The fund’s head told the FT it wanted to force CEOs to own substantial shareholdings in their companies for up to five years, preferably ten, and said it wanted boards to identify a ceiling for pay.
The FT quotes Yngve Slyngstad, the head of the fund, saying: “We are signalling that we expect change in the way remuneration is constructed. Over time, we expect long-term incentive plans to be gradually phased out, particularly with regards to the recruitment of new chief executives.”
In a recent article for Board Agenda, Professor Sandy Pepper of the London School of Economics, a former remuneration adviser with PwC, wrote: “…far from finding long-term incentives motivating, many executives I encountered during my years with PwC raised the same common concerns—they frequently believed that long-term incentive arrangements were overly complex and they didn’t understand the real value of the rewards on offer.”
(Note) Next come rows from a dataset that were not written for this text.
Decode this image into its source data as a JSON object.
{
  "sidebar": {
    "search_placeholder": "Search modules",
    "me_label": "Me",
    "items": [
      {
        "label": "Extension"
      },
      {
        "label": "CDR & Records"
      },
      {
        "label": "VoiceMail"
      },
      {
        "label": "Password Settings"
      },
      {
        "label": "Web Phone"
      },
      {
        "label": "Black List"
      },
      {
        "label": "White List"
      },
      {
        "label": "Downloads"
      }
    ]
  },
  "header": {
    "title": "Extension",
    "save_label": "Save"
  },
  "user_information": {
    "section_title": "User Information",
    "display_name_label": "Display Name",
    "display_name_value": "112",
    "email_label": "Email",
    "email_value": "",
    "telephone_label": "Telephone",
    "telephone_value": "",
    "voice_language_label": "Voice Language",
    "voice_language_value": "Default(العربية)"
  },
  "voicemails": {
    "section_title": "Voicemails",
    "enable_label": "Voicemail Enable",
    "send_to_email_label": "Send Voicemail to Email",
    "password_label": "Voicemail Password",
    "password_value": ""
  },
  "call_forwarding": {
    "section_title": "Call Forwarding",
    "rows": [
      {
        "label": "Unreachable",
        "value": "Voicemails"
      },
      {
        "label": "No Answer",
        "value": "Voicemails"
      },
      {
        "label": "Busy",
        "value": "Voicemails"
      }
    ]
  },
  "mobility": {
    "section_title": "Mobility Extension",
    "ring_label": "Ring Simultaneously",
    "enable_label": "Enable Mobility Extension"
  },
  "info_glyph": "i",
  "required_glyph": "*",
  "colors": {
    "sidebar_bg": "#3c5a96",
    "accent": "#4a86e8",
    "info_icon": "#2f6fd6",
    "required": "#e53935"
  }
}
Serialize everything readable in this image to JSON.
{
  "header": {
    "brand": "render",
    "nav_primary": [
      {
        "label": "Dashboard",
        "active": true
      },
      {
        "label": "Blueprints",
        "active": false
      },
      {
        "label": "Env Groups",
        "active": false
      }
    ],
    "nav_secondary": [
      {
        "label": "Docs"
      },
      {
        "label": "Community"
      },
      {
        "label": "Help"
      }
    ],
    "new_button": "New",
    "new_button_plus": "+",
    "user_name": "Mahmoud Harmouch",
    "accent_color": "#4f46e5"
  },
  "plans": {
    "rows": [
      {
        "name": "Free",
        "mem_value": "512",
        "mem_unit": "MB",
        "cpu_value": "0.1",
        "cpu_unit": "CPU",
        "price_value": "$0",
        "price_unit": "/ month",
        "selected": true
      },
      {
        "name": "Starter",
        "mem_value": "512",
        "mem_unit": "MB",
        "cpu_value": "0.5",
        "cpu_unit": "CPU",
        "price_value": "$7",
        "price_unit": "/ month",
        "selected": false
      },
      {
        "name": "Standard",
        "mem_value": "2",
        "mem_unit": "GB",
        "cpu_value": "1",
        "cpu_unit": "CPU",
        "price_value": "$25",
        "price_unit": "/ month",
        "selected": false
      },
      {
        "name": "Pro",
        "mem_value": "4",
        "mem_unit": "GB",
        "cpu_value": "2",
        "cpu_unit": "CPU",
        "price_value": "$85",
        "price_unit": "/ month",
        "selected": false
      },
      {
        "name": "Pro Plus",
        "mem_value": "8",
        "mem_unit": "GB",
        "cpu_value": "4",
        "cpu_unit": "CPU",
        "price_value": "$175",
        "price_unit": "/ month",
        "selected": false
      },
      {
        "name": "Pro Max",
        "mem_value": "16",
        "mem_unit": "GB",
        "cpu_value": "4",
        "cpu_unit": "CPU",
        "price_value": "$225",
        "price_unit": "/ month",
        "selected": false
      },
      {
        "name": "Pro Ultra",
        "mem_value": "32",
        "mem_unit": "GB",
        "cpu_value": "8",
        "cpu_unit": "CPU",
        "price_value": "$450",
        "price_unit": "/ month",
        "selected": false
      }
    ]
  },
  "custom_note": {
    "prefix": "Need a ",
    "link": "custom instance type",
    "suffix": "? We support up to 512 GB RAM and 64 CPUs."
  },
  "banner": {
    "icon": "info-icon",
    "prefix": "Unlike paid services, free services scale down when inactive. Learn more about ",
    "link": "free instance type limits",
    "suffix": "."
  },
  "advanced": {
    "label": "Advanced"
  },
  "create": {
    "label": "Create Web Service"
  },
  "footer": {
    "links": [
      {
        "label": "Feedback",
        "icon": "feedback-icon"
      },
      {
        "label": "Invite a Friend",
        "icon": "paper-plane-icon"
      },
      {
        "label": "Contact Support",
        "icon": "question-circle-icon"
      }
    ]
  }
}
This week in the UK, the House of Commons’ business, energy and industrial strategy committee also called for the end of long-term incentive plans, preferring them to be replaced with deferred stock.
The report said: “We recognise that the job of leading a major company is extremely taxing and requires great skill and commitment. These roles, given their importance, should be appropriately rewarded. But overall pay levels have now been ratcheted up to levels so high that it is impossible to observe a credible link between pay and performance.”